Today, hopefully without boring you, I want to talk about one of my favorite literary devices: foreshadowing. It doesn’t get a lot of press or mention in writerly circles, at least not the ones I frequent. I don’t know why. Maybe everyone’s too busy avoiding the dreaded mid-scene point of view (POV) switch, or it’s a lot more fun to argue why first person, present tense (FPPT) is for amateurs. Except of course when we’re battling over commas, typos, and grammar! (See there? I used an Oxford comma–just sayin’).
Now, all those things are great, and important, and worthy of thoughtful consideration. But come on. Let’s talk about foreshadowing.
First, what is foreshadowing? According to one definition,
Foreshadowing is a literary device in which a writer gives an advance hint of what is to come later in the story. Foreshadowing often appears at the beginning of a story or a chapter and helps the reader develop expectations about the coming events in a story.
Why do I love foreshadowing? For at least three reasons.
I love giving my readers hints and clues
From the definition itself one can see how foreshadowing predicts or prepares the ground for an upcoming event. As a reader, I like getting to a latter part of the story and realizing the author has been leaving breadcrumbs all along that lead up to the current point in the story. It’s clever, and I like clever, I guess. Well-formulated foreshadowing doesn’t spoil what is to come, but builds up to it. If I’ve been trying to solve the puzzle, it gives me a chance, and if not, when I finally spot it I can still say, “Aha, clever!”
In other words, as readers, foreshadowing gives us an extra bump of intellectual stimulation that enhances the journey of imagination reading and storytelling provide us.
Foreshadowing in a story suggests forethought… or does it?
I also love foreshadowing because it shows the author was thinking ahead, planning the story, setting up what would come next by laying a foundation of facts and tidbits that support what happens. This aspect of foreshadowing intimidated me as a writer. It still does, actually. Sometimes, I can’t see that far ahead. I may plan some parts of my stories, or I may pre-visualize them, but when I get there, things take a different course. Does that mean I can’t use foreshadowing?

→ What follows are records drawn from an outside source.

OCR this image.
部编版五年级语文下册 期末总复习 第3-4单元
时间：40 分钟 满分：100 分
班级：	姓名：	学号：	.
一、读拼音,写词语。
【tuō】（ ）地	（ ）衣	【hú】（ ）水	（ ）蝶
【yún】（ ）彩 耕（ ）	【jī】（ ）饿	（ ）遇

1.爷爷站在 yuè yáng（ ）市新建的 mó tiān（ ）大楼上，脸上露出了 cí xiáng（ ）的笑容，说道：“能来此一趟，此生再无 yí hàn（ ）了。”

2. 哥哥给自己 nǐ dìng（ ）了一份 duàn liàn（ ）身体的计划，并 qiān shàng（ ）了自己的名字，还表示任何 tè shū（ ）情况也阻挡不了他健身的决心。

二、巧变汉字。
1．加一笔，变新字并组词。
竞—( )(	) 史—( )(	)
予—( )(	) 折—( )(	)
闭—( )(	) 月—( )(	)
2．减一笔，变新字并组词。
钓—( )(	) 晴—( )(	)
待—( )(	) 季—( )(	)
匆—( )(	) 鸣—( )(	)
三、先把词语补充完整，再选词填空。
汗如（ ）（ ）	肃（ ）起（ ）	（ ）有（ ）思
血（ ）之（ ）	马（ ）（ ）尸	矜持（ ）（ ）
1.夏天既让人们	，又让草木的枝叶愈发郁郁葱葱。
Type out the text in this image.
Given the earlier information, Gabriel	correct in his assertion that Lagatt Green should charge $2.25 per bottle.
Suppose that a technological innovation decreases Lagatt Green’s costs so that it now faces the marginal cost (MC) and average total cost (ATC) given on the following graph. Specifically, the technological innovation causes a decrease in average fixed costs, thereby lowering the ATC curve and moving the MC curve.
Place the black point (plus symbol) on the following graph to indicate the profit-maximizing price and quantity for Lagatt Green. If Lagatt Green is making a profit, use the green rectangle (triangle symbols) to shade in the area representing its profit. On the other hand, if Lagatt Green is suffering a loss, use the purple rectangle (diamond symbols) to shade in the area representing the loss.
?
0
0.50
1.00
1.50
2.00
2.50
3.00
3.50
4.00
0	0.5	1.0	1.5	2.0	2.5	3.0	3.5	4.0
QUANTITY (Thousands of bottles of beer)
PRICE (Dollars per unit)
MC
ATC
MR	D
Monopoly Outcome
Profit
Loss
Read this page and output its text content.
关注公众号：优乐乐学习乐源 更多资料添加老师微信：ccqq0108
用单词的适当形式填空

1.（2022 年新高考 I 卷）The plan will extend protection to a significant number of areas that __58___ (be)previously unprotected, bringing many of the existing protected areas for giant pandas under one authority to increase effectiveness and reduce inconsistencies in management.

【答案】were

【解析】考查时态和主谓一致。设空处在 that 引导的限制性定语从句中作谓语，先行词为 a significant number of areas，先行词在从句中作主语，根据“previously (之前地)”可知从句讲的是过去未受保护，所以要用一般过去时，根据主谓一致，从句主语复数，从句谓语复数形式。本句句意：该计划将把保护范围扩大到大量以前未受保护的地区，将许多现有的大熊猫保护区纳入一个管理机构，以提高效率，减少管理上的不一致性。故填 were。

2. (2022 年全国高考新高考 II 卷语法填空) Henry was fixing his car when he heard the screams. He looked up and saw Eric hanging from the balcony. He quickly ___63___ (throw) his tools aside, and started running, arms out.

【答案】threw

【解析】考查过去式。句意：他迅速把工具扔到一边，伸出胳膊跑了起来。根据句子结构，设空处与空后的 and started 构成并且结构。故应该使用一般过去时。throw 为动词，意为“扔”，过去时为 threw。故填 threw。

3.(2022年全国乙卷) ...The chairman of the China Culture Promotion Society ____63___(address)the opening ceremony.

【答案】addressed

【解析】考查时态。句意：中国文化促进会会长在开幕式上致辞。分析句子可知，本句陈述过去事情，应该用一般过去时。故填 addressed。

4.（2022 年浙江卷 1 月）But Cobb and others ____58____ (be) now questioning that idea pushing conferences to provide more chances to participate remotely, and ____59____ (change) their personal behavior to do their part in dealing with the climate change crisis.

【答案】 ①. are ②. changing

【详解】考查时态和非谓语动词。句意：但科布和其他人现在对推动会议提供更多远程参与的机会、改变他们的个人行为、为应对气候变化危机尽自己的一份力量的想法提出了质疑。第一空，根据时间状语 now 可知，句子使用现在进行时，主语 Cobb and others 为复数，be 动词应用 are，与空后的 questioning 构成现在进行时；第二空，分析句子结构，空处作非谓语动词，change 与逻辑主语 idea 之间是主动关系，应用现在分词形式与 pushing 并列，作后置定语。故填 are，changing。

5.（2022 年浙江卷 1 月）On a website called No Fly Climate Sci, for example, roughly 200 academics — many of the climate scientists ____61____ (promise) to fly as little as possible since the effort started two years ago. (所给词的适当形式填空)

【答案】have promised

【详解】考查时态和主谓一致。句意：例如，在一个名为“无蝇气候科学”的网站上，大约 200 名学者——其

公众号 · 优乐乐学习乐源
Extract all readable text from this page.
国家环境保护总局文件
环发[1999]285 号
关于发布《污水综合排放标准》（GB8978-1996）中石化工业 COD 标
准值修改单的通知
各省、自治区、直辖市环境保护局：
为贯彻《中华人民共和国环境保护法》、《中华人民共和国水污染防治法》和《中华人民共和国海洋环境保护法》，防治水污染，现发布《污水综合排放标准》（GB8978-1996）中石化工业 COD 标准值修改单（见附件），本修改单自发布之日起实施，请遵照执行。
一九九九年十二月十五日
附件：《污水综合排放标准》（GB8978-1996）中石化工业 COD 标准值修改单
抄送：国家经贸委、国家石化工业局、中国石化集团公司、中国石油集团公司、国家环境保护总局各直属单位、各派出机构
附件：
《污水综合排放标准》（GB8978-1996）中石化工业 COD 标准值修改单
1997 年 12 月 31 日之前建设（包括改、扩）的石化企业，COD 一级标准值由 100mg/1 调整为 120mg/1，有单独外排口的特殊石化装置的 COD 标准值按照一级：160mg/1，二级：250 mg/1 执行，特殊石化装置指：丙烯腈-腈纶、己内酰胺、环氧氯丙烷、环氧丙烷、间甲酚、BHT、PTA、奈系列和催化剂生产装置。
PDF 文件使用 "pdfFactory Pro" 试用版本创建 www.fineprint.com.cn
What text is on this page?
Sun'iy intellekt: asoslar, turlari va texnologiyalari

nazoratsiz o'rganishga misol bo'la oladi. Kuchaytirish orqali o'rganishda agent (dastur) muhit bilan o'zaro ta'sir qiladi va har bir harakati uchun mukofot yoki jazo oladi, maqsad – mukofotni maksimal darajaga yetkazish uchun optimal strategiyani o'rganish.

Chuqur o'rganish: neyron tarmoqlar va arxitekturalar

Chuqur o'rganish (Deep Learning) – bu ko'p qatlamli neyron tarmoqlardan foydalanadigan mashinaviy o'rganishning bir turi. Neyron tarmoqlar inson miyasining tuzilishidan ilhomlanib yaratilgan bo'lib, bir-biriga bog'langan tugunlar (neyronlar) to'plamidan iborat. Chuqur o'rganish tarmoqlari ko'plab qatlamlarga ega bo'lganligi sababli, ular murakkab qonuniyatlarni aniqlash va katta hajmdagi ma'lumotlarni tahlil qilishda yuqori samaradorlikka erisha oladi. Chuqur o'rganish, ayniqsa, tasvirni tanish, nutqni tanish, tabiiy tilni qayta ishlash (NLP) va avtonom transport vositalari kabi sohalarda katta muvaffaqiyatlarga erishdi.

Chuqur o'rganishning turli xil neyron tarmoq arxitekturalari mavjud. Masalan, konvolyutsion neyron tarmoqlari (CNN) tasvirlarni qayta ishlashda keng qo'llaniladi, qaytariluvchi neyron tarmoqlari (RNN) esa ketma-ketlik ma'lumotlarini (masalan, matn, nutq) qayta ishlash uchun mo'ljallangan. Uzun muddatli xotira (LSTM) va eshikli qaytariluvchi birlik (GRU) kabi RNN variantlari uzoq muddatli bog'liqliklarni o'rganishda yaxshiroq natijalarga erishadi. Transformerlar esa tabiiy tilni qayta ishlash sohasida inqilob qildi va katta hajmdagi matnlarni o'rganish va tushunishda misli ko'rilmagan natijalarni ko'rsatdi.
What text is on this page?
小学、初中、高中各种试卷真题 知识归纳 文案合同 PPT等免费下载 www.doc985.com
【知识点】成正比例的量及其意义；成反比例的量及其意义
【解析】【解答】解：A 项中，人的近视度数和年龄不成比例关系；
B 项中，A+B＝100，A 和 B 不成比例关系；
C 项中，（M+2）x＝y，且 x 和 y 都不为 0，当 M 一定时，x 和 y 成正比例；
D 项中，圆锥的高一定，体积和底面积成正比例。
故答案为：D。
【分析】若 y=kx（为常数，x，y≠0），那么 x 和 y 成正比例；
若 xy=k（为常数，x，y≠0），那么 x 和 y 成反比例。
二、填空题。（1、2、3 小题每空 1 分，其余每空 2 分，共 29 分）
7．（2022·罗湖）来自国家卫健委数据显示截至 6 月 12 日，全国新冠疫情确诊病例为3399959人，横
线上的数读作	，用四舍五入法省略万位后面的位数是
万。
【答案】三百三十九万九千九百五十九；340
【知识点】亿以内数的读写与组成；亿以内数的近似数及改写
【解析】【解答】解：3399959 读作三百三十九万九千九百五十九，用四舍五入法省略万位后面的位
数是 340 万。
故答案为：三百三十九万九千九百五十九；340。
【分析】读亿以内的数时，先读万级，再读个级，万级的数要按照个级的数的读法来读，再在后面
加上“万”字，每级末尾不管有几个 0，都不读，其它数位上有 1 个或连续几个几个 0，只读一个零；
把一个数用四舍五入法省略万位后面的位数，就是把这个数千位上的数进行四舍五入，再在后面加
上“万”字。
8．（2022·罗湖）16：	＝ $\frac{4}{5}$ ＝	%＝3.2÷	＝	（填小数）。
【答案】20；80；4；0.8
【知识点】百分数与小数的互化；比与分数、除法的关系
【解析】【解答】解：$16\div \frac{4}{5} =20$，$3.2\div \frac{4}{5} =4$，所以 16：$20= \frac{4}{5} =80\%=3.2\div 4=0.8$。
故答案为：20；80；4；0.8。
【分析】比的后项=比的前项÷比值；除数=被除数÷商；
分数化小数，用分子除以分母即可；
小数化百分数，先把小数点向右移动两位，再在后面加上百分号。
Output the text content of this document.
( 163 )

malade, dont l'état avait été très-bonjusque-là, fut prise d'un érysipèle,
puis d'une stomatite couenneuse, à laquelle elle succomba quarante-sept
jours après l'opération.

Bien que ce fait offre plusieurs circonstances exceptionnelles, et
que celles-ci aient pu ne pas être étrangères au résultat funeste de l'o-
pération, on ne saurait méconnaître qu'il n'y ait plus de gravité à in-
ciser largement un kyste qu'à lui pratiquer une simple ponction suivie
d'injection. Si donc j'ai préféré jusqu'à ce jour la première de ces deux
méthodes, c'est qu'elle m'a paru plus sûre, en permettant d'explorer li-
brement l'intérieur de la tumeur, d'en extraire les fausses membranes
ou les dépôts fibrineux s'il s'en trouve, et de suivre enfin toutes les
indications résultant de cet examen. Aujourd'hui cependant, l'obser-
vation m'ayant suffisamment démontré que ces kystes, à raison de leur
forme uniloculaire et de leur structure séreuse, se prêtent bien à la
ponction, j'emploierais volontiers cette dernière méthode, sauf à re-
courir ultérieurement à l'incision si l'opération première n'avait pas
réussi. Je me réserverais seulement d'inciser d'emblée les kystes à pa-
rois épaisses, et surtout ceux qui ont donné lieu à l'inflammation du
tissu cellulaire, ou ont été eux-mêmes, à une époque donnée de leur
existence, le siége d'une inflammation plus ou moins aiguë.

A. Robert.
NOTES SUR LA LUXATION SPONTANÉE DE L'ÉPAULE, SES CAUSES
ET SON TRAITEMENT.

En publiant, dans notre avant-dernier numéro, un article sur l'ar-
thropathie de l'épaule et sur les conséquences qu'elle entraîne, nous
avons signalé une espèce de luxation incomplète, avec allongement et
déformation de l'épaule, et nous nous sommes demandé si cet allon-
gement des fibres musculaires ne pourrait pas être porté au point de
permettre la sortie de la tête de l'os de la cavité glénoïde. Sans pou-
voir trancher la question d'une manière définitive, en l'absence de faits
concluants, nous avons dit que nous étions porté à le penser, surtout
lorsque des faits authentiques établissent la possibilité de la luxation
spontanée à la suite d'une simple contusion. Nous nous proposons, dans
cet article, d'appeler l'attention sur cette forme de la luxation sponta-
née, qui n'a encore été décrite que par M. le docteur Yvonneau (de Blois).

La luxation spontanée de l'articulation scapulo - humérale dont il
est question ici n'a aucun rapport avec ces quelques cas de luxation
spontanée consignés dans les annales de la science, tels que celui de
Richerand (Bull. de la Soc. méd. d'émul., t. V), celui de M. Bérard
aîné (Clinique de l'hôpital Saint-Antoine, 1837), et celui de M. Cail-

As it turns out, the answer is no. Since I’m not prescient, I often add foreshadowing during the second and subsequent passes through the story. I edit it in!
It worked out this way during my second and third pass edits of Virtual Identity. Oh, I had included a few hints along the way about the big reveal at the end. But it wasn’t until the edit cycle that I devised the full set of clues and hints. Why? Because then I knew what had happened in full. In some cases I even modified prior events to better support subsequent ones. As I finished out the latest draft, I realized that I can use several prior events to lead up to the addition of one final twist in the story’s ending. In other words, events that I didn’t think were foreshadowing turned into it–they were there all along, waiting for me to discover the true and better ending! What’s there not to love about that?
I love it when a story comes and holds together
One can think of a story as a chain (reaction?) of connected events and character interactions that fuel and carry it along to its (logical?) conclusion. When well constructed, these story links happen in a natural and satisfying (for the reader) fashion. I see foreshadowing as yet another chain, a less visible one. This secondary chain carries the story forward in more nuanced, subtle ways, a layer or two under the surface. Viewed this way, you can see that foreshadowing strengthens how the story holds together. It sits there, underneath the main chain of events and interactions, lending it additional foundation and cohesiveness. Even if I as a reader don’t notice it in full, even if I only care about the “main thing,” it still provides added solidity to the overall narrative.
In another of my ongoing projects, Quantum Law, I am seeing foreshadowing work this way. For this story, now a two book set, foreshadowing within each book sets up the climax and conclusion. More than that, foreshadowing from one book supports what happens in the next. With it in place, not only does each book intertwine a stronger fabric, but the entire narrative extending through the two books enjoys the same cohesiveness.
Beware of the obvious spoiler
I alluded above at one possible danger with foreshadowing: the dreaded spoiler! As a reader, I don’t like it so well when someone telegraphs what’s going to happen. Foreshadowing done that way has a lot of “Fore!” and little if any “shadowing.” That hint or clue has to lurk far enough under the shadows to make me wonder and keep me reading.
What about you? What do you think about foreshadowing? How has it worked (or not) for you in a given story?